I’m getting ready for a week of monastic life. The daily schedule will be a refreshing disruption to my current routine: early-morning wakeup bell, 2 hours of meditation and breakfast in silence. Then work practice, lunch, rest, some more work, dinner, 2 hours of evening meditation, then lights-out and silence for the night. The key attraction for me is the prescribed mix of alone-time and communal activities. I’ll be doing what I’m told, follow the schedule with everyone, access to computers will be restricted.

“The need for solitude is a complex and dangerous thing, but it is a real need,” wrote Thomas Merton who lived half his life as a Cistercian monk. “It is all the more real today when the collectivity tends  more and more to swallow up the person in its shapeless and faceless mass.”

Merton wrote this in 1961, long before computers and the Internet began to lull us into believing that blogs, emails, and social media would connect us all. No borders, no loneliness, instant everything. Yet when I see people checking and re-checking their cell phones with such intensity, I wonder whether they miss the marvels all-around them.
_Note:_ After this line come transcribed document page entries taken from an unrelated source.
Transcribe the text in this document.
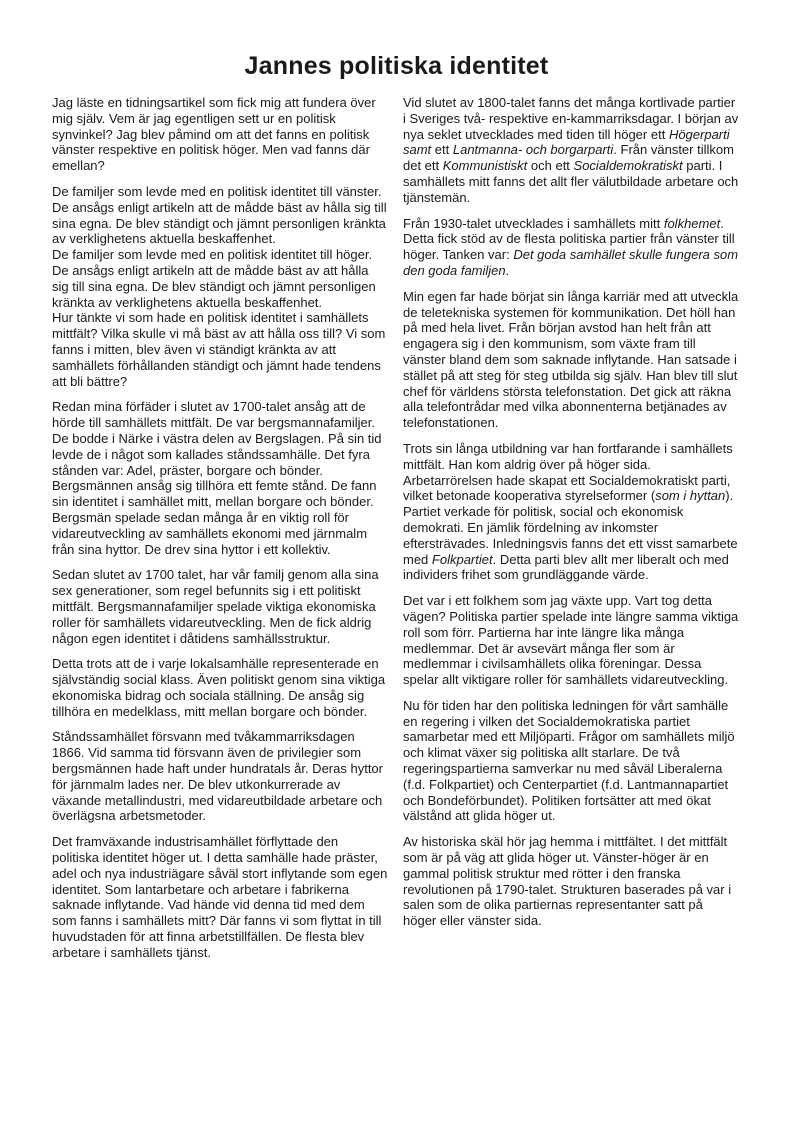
Jannes politiska identitet

Jag läste en tidningsartikel som fick mig att fundera över mig själv. Vem är jag egentligen sett ur en politisk synvinkel? Jag blev påmind om att det fanns en politisk vänster respektive en politisk höger. Men vad fanns där emellan?

De familjer som levde med en politisk identitet till vänster. De ansågs enligt artikeln att de mådde bäst av hålla sig till sina egna. De blev ständigt och jämnt personligen kränkta av verklighetens aktuella beskaffenhet.
De familjer som levde med en politisk identitet till höger. De ansågs enligt artikeln att de mådde bäst av att hålla sig till sina egna. De blev ständigt och jämnt personligen kränkta av verklighetens aktuella beskaffenhet.
Hur tänkte vi som hade en politisk identitet i samhällets mittfält? Vilka skulle vi må bäst av att hålla oss till? Vi som fanns i mitten, blev även vi ständigt kränkta av att samhällets förhållanden ständigt och jämnt hade tendens att bli bättre?

Redan mina förfäder i slutet av 1700-talet ansåg att de hörde till samhällets mittfält. De var bergsmannafamiljer. De bodde i Närke i västra delen av Bergslagen. På sin tid levde de i något som kallades ståndssamhälle. Det fyra stånden var: Adel, präster, borgare och bönder. Bergsmännen ansåg sig tillhöra ett femte stånd. De fann sin identitet i samhället mitt, mellan borgare och bönder. Bergsmän spelade sedan många år en viktig roll för vidareutveckling av samhällets ekonomi med järnmalm från sina hyttor. De drev sina hyttor i ett kollektiv.

Sedan slutet av 1700 talet, har vår familj genom alla sina sex generationer, som regel befunnits sig i ett politiskt mittfält. Bergsmannafamiljer spelade viktiga ekonomiska roller för samhällets vidareutveckling. Men de fick aldrig någon egen identitet i dåtidens samhällsstruktur.

Detta trots att de i varje lokalsamhälle representerade en självständig social klass. Även politiskt genom sina viktiga ekonomiska bidrag och sociala ställning. De ansåg sig tillhöra en medelklass, mitt mellan borgare och bönder.

Ståndssamhället försvann med tvåkammarriksdagen 1866. Vid samma tid försvann även de privilegier som bergsmännen hade haft under hundratals år. Deras hyttor för järnmalm lades ner. De blev utkonkurrerade av växande metallindustri, med vidareutbildade arbetare och överlägsna arbetsmetoder.

Det framväxande industrisamhället förflyttade den politiska identitet höger ut. I detta samhälle hade präster, adel och nya industriägare såväl stort inflytande som egen identitet. Som lantarbetare och arbetare i fabrikerna saknade inflytande. Vad hände vid denna tid med dem som fanns i samhällets mitt? Där fanns vi som flyttat in till huvudstaden för att finna arbetstillfällen. De flesta blev arbetare i samhällets tjänst.

Vid slutet av 1800-talet fanns det många kortlivade partier i Sveriges två- respektive en-kammarriksdagar. I början av nya seklet utvecklades med tiden till höger ett Högerparti samt ett Lantmanna- och borgarparti. Från vänster tillkom det ett Kommunistiskt och ett Socialdemokratiskt parti. I samhällets mitt fanns det allt fler välutbildade arbetare och tjänstemän.

Från 1930-talet utvecklades i samhällets mitt folkhemet. Detta fick stöd av de flesta politiska partier från vänster till höger. Tanken var: Det goda samhället skulle fungera som den goda familjen.

Min egen far hade börjat sin långa karriär med att utveckla de teletekniska systemen för kommunikation. Det höll han på med hela livet. Från början avstod han helt från att engagera sig i den kommunism, som växte fram till vänster bland dem som saknade inflytande. Han satsade i stället på att steg för steg utbilda sig själv. Han blev till slut chef för världens största telefonstation. Det gick att räkna alla telefontrådar med vilka abonnenterna betjänades av telefonstationen.

Trots sin långa utbildning var han fortfarande i samhällets mittfält. Han kom aldrig över på höger sida. Arbetarrörelsen hade skapat ett Socialdemokratiskt parti, vilket betonade kooperativa styrelseformer (som i hyttan). Partiet verkade för politisk, social och ekonomisk demokrati. En jämlik fördelning av inkomster eftersträvades. Inledningsvis fanns det ett visst samarbete med Folkpartiet. Detta parti blev allt mer liberalt och med individers frihet som grundläggande värde.

Det var i ett folkhem som jag växte upp. Vart tog detta vägen? Politiska partier spelade inte längre samma viktiga roll som förr. Partierna har inte längre lika många medlemmar. Det är avsevärt många fler som är medlemmar i civilsamhällets olika föreningar. Dessa spelar allt viktigare roller för samhällets vidareutveckling.

Nu för tiden har den politiska ledningen för vårt samhälle en regering i vilken det Socialdemokratiska partiet samarbetar med ett Miljöparti. Frågor om samhällets miljö och klimat växer sig politiska allt starlare. De två regeringspartierna samverkar nu med såväl Liberalerna (f.d. Folkpartiet) och Centerpartiet (f.d. Lantmannapartiet och Bondeförbundet). Politiken fortsätter att med ökat välstånd att glida höger ut.

Av historiska skäl hör jag hemma i mittfältet. I det mittfält som är på väg att glida höger ut. Vänster-höger är en gammal politisk struktur med rötter i den franska revolutionen på 1790-talet. Strukturen baserades på var i salen som de olika partiernas representanter satt på höger eller vänster sida.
A recent survey in Vancouver asked 4,000 people what bothered them the most. One might expect the cost of living, finding satisfying work, drugs, crime, poverty, homelessness, or “not being able to get into the hot new sushi joint.” But no. “The biggest issue … that they felt lonely, isolated, and unconnected to their communities.”

Ring any bells?

Merton, T. (1961). New seeds of contemplation. New York: New Directions, p. 53.